Assessing fluorescent protein expression by flow cytometry

Overnight cultures of diploid yeast in YEPD were diluted in YEPD so that their optical density at 600 nm (OD600) was equal to 0.1 in a 1 mL culture, and then grown for six hours in a 2 mL deep-well plate supplemented with a sterile glass bead, at 30 °C with shaking at 250 rpm. This culture was pelleted by five minutes centrifugation at 3000 × g and fixed by resuspension in 16% paraformaldehyde followed by 30 minutes incubation in the dark at room temperature. Cells were washed twice in DPBS (Gibco 14190-44) and stored in DPBS at 4 °C until analysis. Upon analysis, cells were diluted ca. 1:4 in DPBS and subject to flow cytometry measurements on a BD Biosciences (San Jose, CA) LSR Fortessa X20 analyzer. Forward Light Scatter measurements (FSC) for relative size, and Side-Scatter measurements (SSC) for intracellular refractive index were made using the 488nm laser. eCitrine fluorescence was measured using the 488 nm (Blue) laser excitation and detected using a 505 nm Long Pass optical filter, followed by 530/30 nm optical filter with a bandwidth of 30nm (530/30, or 515 nm-545 nm). mCherry fluorescence was measured using a 561 nm (yellow-green) laser, for excitation and a 595 nm long-pass optical filter, followed by 610/20 nm band-pass optical filter with a bandwidth of 20 nm (or 600 nm – 620 nm). PMT values for each color channel were adjusted such that the mean of a sample of BY4743 yeast was 100. 50000 events were collected for each sample. Flow cytometry data was analyzed using a custom R script (gateFlowData.R, available on github) whose core functionality is based on the Bioconductor packages flowCore[44], flowStats, and flowViz[45]. In summary, for each sample, events that had values for red or yellow fluorescence that were less that one had those values set to one. Then, in order to select events that represented normal cells, we used the curv2filter method to extract events that had FSC and side-scatter SSC values within the values of the region of highest local density of all events as considered by their FSC and SSC values. For these events the red fluorescence intensity was considered a measure of mCherry protein expression and yellow fluorescence intensity a measure of eCitrine protein expression.

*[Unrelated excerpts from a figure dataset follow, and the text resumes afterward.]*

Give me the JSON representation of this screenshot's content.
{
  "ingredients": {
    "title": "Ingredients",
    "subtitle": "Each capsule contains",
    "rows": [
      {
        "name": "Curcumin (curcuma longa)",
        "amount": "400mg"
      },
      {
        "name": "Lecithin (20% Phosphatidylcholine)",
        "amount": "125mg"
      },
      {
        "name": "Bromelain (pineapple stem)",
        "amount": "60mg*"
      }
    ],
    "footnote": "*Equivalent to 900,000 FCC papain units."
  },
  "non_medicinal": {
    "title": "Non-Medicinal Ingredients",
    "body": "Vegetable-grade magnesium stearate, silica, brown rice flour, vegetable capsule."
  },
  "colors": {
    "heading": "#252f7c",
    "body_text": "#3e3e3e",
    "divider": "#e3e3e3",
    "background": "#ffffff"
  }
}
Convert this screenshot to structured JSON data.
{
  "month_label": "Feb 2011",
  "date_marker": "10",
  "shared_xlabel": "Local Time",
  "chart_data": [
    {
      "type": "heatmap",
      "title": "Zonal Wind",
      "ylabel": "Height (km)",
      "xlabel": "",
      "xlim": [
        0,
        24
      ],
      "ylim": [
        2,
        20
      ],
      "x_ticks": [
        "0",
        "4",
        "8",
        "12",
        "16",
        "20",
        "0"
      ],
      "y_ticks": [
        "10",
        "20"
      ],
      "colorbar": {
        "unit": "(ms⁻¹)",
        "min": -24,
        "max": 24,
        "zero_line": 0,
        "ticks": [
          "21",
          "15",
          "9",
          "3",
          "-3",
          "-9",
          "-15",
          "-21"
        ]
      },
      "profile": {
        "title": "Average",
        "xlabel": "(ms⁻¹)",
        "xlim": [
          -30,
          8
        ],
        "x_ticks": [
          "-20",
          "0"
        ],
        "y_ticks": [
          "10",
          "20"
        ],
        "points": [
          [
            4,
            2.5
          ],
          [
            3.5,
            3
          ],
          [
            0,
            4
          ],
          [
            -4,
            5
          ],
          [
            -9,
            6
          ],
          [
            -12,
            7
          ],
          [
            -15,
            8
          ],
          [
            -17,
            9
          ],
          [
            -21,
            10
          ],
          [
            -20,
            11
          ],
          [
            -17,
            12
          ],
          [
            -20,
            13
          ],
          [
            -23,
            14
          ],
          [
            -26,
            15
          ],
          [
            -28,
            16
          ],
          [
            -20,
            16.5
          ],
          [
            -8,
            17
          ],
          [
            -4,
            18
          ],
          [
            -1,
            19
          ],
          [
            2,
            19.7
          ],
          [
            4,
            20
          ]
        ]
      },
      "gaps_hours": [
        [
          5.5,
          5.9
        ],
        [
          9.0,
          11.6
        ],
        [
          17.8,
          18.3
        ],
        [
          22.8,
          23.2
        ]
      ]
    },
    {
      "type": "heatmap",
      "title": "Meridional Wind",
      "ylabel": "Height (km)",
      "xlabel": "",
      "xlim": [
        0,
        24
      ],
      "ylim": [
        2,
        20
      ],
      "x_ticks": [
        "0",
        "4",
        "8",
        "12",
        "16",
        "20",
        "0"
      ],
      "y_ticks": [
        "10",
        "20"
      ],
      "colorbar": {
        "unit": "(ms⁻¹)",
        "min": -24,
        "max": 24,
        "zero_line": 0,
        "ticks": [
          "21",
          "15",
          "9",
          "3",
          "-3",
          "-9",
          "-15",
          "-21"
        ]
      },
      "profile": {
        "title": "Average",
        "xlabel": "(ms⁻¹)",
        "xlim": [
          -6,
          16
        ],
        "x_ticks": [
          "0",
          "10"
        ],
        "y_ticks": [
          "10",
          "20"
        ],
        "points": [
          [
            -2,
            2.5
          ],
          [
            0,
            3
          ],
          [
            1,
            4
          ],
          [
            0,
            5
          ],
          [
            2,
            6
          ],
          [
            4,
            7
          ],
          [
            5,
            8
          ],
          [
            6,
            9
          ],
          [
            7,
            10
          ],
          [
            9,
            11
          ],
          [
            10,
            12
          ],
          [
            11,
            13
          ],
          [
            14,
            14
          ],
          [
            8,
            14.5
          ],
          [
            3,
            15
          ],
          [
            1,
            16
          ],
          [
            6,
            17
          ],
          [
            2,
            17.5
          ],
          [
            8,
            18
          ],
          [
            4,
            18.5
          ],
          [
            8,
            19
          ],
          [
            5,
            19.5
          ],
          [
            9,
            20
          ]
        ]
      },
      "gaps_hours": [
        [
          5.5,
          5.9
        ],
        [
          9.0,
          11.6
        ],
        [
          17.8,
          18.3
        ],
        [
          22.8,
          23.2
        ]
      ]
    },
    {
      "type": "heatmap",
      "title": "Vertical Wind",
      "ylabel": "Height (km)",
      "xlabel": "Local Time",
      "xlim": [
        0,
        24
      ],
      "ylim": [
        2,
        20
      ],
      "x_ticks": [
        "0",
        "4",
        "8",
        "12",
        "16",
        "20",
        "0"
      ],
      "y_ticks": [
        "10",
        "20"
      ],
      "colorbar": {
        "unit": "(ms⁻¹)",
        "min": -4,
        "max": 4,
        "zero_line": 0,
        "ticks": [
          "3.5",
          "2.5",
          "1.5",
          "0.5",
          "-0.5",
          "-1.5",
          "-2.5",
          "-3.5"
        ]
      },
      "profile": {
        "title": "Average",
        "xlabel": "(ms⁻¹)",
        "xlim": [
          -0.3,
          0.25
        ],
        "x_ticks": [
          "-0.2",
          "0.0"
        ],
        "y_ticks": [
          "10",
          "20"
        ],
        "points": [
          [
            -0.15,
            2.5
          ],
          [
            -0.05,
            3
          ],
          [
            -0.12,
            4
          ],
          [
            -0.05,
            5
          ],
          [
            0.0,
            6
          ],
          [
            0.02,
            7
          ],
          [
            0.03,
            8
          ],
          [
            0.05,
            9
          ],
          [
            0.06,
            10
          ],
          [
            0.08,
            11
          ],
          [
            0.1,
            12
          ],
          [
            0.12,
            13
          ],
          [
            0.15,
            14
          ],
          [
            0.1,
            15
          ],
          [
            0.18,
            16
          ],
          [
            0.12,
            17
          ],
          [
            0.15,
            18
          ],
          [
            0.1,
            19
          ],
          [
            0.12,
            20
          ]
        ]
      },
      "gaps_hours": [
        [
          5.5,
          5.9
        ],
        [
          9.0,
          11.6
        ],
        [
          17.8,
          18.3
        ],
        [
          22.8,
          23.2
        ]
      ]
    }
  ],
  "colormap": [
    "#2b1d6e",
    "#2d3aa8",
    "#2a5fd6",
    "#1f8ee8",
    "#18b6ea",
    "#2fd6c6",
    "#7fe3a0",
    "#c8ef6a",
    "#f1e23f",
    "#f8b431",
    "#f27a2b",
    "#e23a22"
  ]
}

Measuring eCitrine and mCherry mRNA expression by qRT-PCR

Overnight cultures of diploid yeast in YEPD were diluted in YEPD so that their OD600 was equal to 0.1 in a 20 mL culture, and then grown at 30 °C with shaking at 250 rpm until their OD600 reached 0.4 – 0.6. 10 mL of culture was then pelleted by centrifugation for 5 minutes at 3000×g and snap frozen in liquid nitrogen. Total RNA was extracted from pelleted yeast cultures according to the method of Ares[46]. Thereafter, 10 µg of this RNA was treated with Turbo DNase I (ambion) according to the manufacturer's instructions, then 1 µg DNase treated RNA was reverse transcribed using anchored oligo dT and Protoscript II (NEB) according to the manufacturer's instructions. 1/20th of this reaction was then subjected to qPCR using the DyNAmo HS SYBR Green qPCR Kit (Thermo Scientific) on a CFX96 Touch Real Time PCR Detection System (Biorad). For each reverse transcription reaction, two qPCR reactions were performed: one with primers specific to the mCherry ORF, and one with primers specific to the eCitrine variant ORF in question (oligos defined in Supplementary Table 3). qPCR data was analyzed using custom R scripts whose core functionality is based on the packages qpcR[39,46] & dpcR[40] (qpcr_functions.R, available on github). The signal from each eCitrine variant ORF was normalized to that from the mCherry ORF in the same sample, and then expressed as a fold-change compared to the median of these values for the MIN (fastest predicted sequence) eCitrine variant.